Tuesday, October 21, 2008

Arcata To Pull The Plug On Corporations Committee

Humboldt Sentinel
News 10/21
/08
By Charles Douglas

Arcata To Pull The Plug On Corporations Committee
Multiple vacancies and repeated failure to hold regular meetings cited

UnplugARCATA -- Ten years after the passage of its ballot initiative to create a City of Arcata committee to “address issues of democracy and corporations in an ongoing way,” Democracy Unlimited of Humboldt County is losing one of its “current projects.”

On the consent calendar of tonight’s special meeting of the Arcata City Council is a staff recommendation to accept two vacancies from the Arcata Committee on Democracy and Corporations, leaving it with only three out of its seven seats filled, and to “suspend” all meetings and activities of the DUHC-inspired committee indefinitely. All items on the consent calendar are typically approved with a single motion, unless a member of the Council or public pulls an item for further discussion.

The last meeting of the Corporations Committee was on June 17. According to committee staffer Mike Mullen’s letter to the city manager, CDC Chair Sean Armstrong verbally stated that he would resign at the June meeting, but never did actually submit a letter of resignation, and in the mean time, the absence of CDC member Eric Surber, as well as Armstrong, resulted in a lack of a committee chair or a quorum. This means the committee conducted no business at its regularly scheduled meetings in July, August and September, with its monthly meeting for October, scheduled for 4:00 p.m. today, cancelled.

”Sometimes circumstances change and I regret the CDC had to come off my plate,” Eric Surber said in a letter to the city.

Even though the handling of committee vacancies, even multiple ones simultaneously, is routine for the Council to deal with, the act of actually suspending a city committee has not previously been proposed by city staff in modern Arcata political history. Senior city officials suggest it may be connected by the repeated rejection over the last year by the Council, the Economic Development Committee and the Planning Commission of attempts by the Corporations Committee to slap a cap on the number of retail stores in the city.

Although the Corporations Committee is supposed to be an organ of the city government, the CDC has undertaken a number of activities outside its Council-approved which could fairly be described as electioneering.
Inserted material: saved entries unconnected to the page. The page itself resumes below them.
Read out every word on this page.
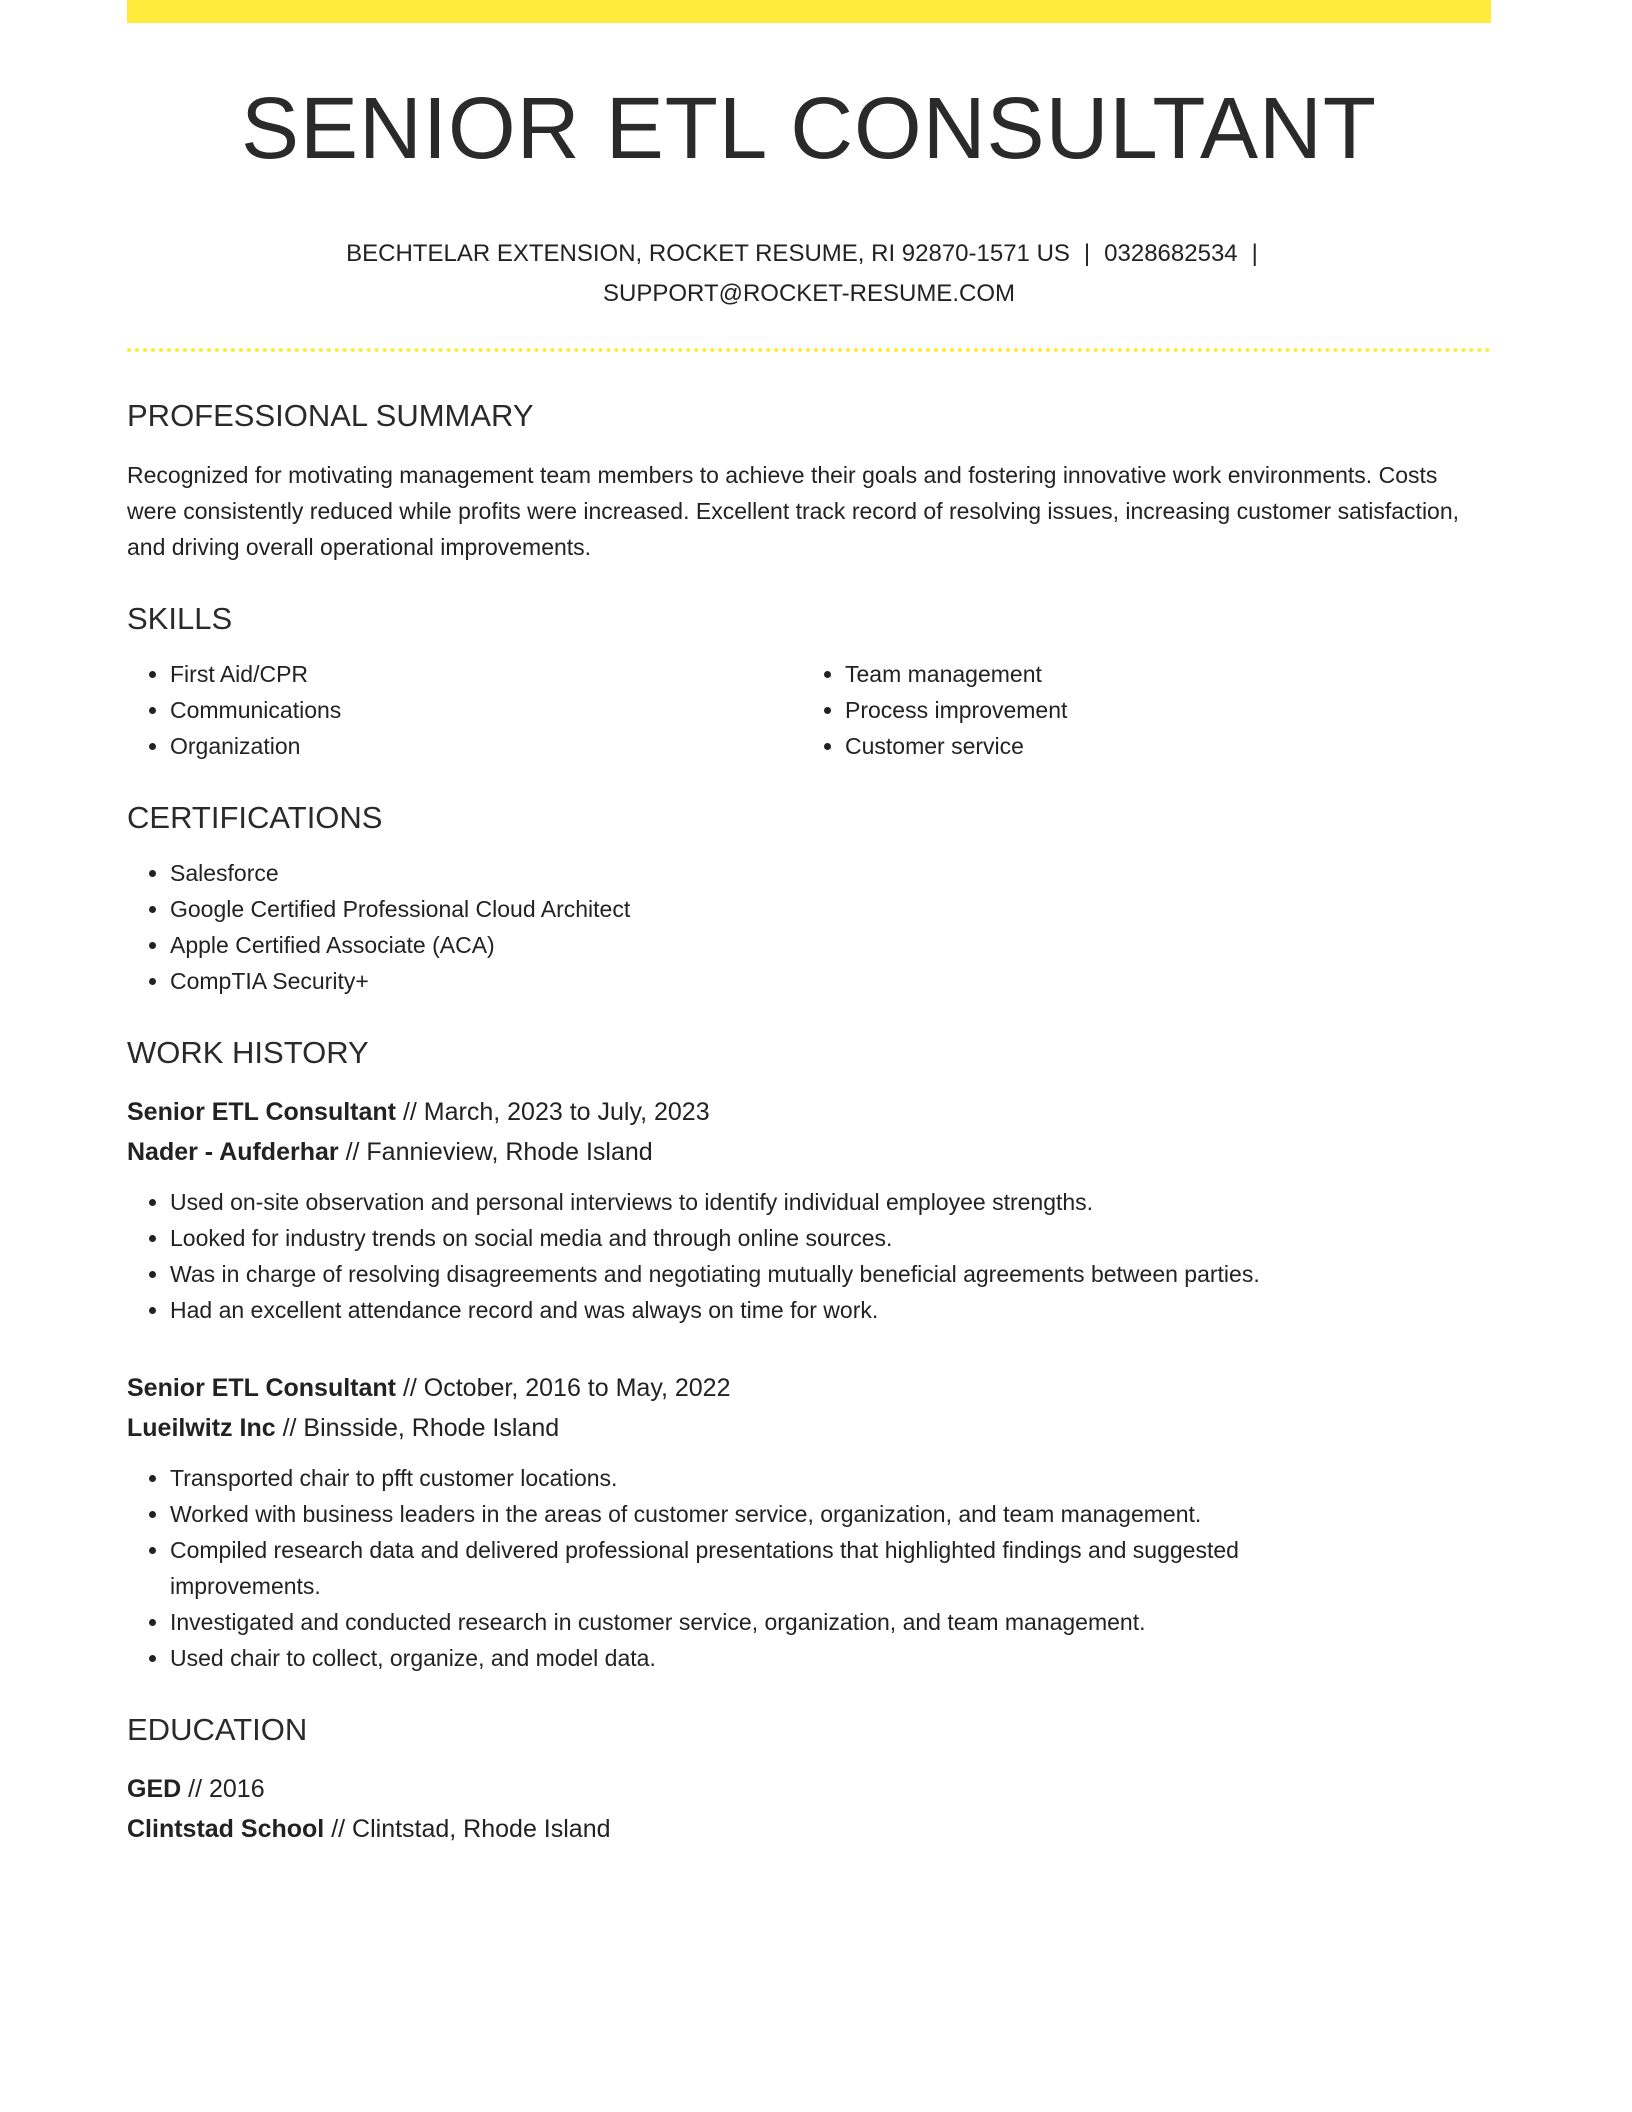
SENIOR ETL CONSULTANT
BECHTELAR EXTENSION, ROCKET RESUME, RI 92870-1571 US | 0328682534 |
SUPPORT@ROCKET-RESUME.COM
PROFESSIONAL SUMMARY

Recognized for motivating management team members to achieve their goals and fostering innovative work environments. Costs were consistently reduced while profits were increased. Excellent track record of resolving issues, increasing customer satisfaction, and driving overall operational improvements.

SKILLS
• First Aid/CPR
• Communications
• Organization
• Team management
• Process improvement
• Customer service
CERTIFICATIONS
• Salesforce
• Google Certified Professional Cloud Architect
• Apple Certified Associate (ACA)
• CompTIA Security+
WORK HISTORY

Senior ETL Consultant // March, 2023 to July, 2023

Nader - Aufderhar // Fannieview, Rhode Island

• Used on-site observation and personal interviews to identify individual employee strengths.
• Looked for industry trends on social media and through online sources.
• Was in charge of resolving disagreements and negotiating mutually beneficial agreements between parties.
• Had an excellent attendance record and was always on time for work.

Senior ETL Consultant // October, 2016 to May, 2022

Lueilwitz Inc // Binsside, Rhode Island

• Transported chair to pfft customer locations.
• Worked with business leaders in the areas of customer service, organization, and team management.
• Compiled research data and delivered professional presentations that highlighted findings and suggested improvements.
• Investigated and conducted research in customer service, organization, and team management.
• Used chair to collect, organize, and model data.
EDUCATION

GED // 2016

Clintstad School // Clintstad, Rhode Island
Typically these activities, such as the use of city resources in 2006 to support Measure T (since enjoined by the federal court over constitutional issues), are on behalf of projects hatched up by Democracy Unlimited, which claims to have “helped provoke” the creation of the CDC via the Measure F ballot initiative in 1998.

The website for DUHC still claims the taxpayer-funded Corporations Committee as one of its current projects, to which the Eureka-based Democracy Unlimited “provides resources and advice.” DUHC also considers the city committee to be a project which “falls within our Building Alternatives Program and our Shifting Culture Program.” In its ten-year history, the CDC has only been chaired by someone who identified as a member of Democracy Unlimited, blurring the line between local government and this obstensibly non-profit organization -- although DUHC itself is not a 501(c)3 corporate entity, but rather a "project" of the California Center for Community Democracy, a non-profit which operates out of a P.O. Box in Albion (Mendocino County).

Measure F, the “Arcata Advisory Committee on Democracy and Corporations,” originally called for two town hall meetings on the subject, which were held in 2000. The measure also called for the creation of a committee to consider questions of corporate power -- but neither the initiative, nor the Council with their mandate approved later in 2000, granted authority to the CDC to draft commercial restrictions or engage in electoral activities on the city’s dime.

Councilmember Michael Machi, running for a third term this fall, told the Sentinel in an interview earlier this month that he would like to consider merging certain city committees to achieve cost savings, the CDC and the Nuclear Weapons Free Zone and Peace Commission topping the list.

DUHC has provided no public statement on what role they would play in relation to the Corporations Committee in the event that it ceased to operate.